Der Markt für Werkzeugmaschinenspindeln wird durch die Bearbeitung von Luft- und Raumfahrtkomponenten angetrieben (Titan, Inconel, CFK), Schleifen von Halbleiterwafern, und Hochgeschwindigkeitsfräsen von Stahl. Spindelgeschwindigkeiten steigen weiter – 50,000 RPM war außergewöhnlich 2010; 80,000–100.000 U/min sind Routine für PCB-Bohr- und Dentalfräsanwendungen in 2026.
Was unterscheidet Spindeltests von Standardmotortests?

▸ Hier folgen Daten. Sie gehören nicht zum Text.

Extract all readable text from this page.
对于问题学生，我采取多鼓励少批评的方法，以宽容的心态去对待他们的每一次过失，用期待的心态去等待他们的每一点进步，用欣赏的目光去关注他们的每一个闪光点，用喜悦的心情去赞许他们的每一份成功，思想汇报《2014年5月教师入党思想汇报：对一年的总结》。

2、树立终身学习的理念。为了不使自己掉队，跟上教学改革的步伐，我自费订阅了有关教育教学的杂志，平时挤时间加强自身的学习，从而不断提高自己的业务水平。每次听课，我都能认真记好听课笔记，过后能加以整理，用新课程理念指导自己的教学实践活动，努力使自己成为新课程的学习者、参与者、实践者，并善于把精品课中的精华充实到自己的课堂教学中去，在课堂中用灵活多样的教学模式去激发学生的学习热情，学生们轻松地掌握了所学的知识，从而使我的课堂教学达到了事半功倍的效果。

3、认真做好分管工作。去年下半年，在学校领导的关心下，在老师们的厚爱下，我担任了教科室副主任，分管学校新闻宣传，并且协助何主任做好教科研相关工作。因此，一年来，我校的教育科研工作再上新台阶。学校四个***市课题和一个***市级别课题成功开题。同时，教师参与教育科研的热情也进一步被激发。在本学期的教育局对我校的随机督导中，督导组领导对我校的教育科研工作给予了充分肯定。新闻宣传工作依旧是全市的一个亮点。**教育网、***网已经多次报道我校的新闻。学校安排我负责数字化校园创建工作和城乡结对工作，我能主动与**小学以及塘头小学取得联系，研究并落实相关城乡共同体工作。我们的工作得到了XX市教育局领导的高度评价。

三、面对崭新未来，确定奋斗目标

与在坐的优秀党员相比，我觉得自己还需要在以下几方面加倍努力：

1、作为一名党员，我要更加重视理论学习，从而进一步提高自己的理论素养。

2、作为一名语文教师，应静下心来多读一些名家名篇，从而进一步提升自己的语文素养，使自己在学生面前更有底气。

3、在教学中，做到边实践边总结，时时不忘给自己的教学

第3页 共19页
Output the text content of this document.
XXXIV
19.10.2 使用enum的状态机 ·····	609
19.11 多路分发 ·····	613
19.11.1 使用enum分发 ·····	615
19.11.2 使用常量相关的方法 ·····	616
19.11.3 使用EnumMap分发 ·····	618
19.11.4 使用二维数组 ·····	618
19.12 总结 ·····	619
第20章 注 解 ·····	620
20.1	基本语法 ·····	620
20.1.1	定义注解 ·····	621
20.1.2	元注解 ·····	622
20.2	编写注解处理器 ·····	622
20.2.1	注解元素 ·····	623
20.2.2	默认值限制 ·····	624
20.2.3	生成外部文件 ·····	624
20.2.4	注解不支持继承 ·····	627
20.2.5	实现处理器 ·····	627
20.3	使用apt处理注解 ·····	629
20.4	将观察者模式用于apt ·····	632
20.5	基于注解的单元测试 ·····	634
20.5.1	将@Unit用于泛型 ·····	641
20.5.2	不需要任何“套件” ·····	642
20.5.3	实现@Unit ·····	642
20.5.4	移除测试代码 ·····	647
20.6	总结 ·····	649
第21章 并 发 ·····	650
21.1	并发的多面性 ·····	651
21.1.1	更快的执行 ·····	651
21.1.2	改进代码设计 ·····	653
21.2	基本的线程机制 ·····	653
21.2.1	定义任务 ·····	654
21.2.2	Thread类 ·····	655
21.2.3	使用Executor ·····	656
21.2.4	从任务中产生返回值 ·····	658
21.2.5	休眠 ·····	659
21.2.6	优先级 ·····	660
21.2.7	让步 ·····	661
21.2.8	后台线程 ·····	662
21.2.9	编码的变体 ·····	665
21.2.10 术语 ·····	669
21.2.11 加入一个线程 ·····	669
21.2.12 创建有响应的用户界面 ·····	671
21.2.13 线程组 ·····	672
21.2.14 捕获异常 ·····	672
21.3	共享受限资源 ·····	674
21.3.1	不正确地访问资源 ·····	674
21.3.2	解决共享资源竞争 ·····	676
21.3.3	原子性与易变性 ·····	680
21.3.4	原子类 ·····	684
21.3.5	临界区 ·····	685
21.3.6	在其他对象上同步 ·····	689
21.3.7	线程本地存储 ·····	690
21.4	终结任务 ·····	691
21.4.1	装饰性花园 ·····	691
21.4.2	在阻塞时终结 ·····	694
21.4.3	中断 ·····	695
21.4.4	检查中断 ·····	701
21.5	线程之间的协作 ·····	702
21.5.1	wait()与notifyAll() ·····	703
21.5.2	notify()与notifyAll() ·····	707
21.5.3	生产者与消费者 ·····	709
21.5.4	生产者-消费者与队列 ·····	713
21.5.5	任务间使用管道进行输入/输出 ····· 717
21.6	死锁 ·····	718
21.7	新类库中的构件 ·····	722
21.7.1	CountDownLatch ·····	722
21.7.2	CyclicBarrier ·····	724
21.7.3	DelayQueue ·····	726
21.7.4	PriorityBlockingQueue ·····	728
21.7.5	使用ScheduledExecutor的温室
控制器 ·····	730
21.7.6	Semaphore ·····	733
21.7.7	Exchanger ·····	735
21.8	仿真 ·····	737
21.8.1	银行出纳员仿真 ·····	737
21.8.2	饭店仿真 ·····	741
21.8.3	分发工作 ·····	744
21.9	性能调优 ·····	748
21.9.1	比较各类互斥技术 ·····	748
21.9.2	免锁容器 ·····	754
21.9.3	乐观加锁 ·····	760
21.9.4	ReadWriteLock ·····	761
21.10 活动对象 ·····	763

- Die Feinmechanik dominiert: Der Rotorwuchtgrad, Lagervorspannung, und die thermische Symmetrie des Gehäuses sind wichtiger als die elektromagnetische Leistung allein.
- Der thermische Ausgleich ist entscheidend: Bei Betriebstemperatur, Die vordere Spindelnase kann im Vergleich zum Kaltstart axial um 20–50 μm wachsen. Der Prüfstand muss dieses Wachstum im Laufe der Zeit abbilden, um sicherzustellen, dass die Spindel das thermische Fehlerbudget der Werkzeugmaschine erfüllt.
- Hochfrequenz-NVH: Bei 60,000 U/min (1,000 Hz-Grundfrequenz), Lagerfehlerfrequenzen (BPFO, BPFI) treten bei 3–10 kHz auf. Instrumentierungsbandbreite von 50 Zur Früherkennung von Lagerschäden ist ein Minimum von kHz erforderlich.
- Leerlaufdrehzahlbereich: Viele Hochgeschwindigkeitsspindeln können bei maximaler Drehzahl nicht mit dem vollen Nenndrehmoment belastet werden (mechanische Kraft bei 100,000 Drehzahl und 2 Nm ist 21 kW – mechanisch schwer zu absorbieren). Teststrategien müssen entsprechend angepasst werden.
Kerntestaufgaben
1. Dynamisches Auswuchten (ISO 21940 / Note G1.0)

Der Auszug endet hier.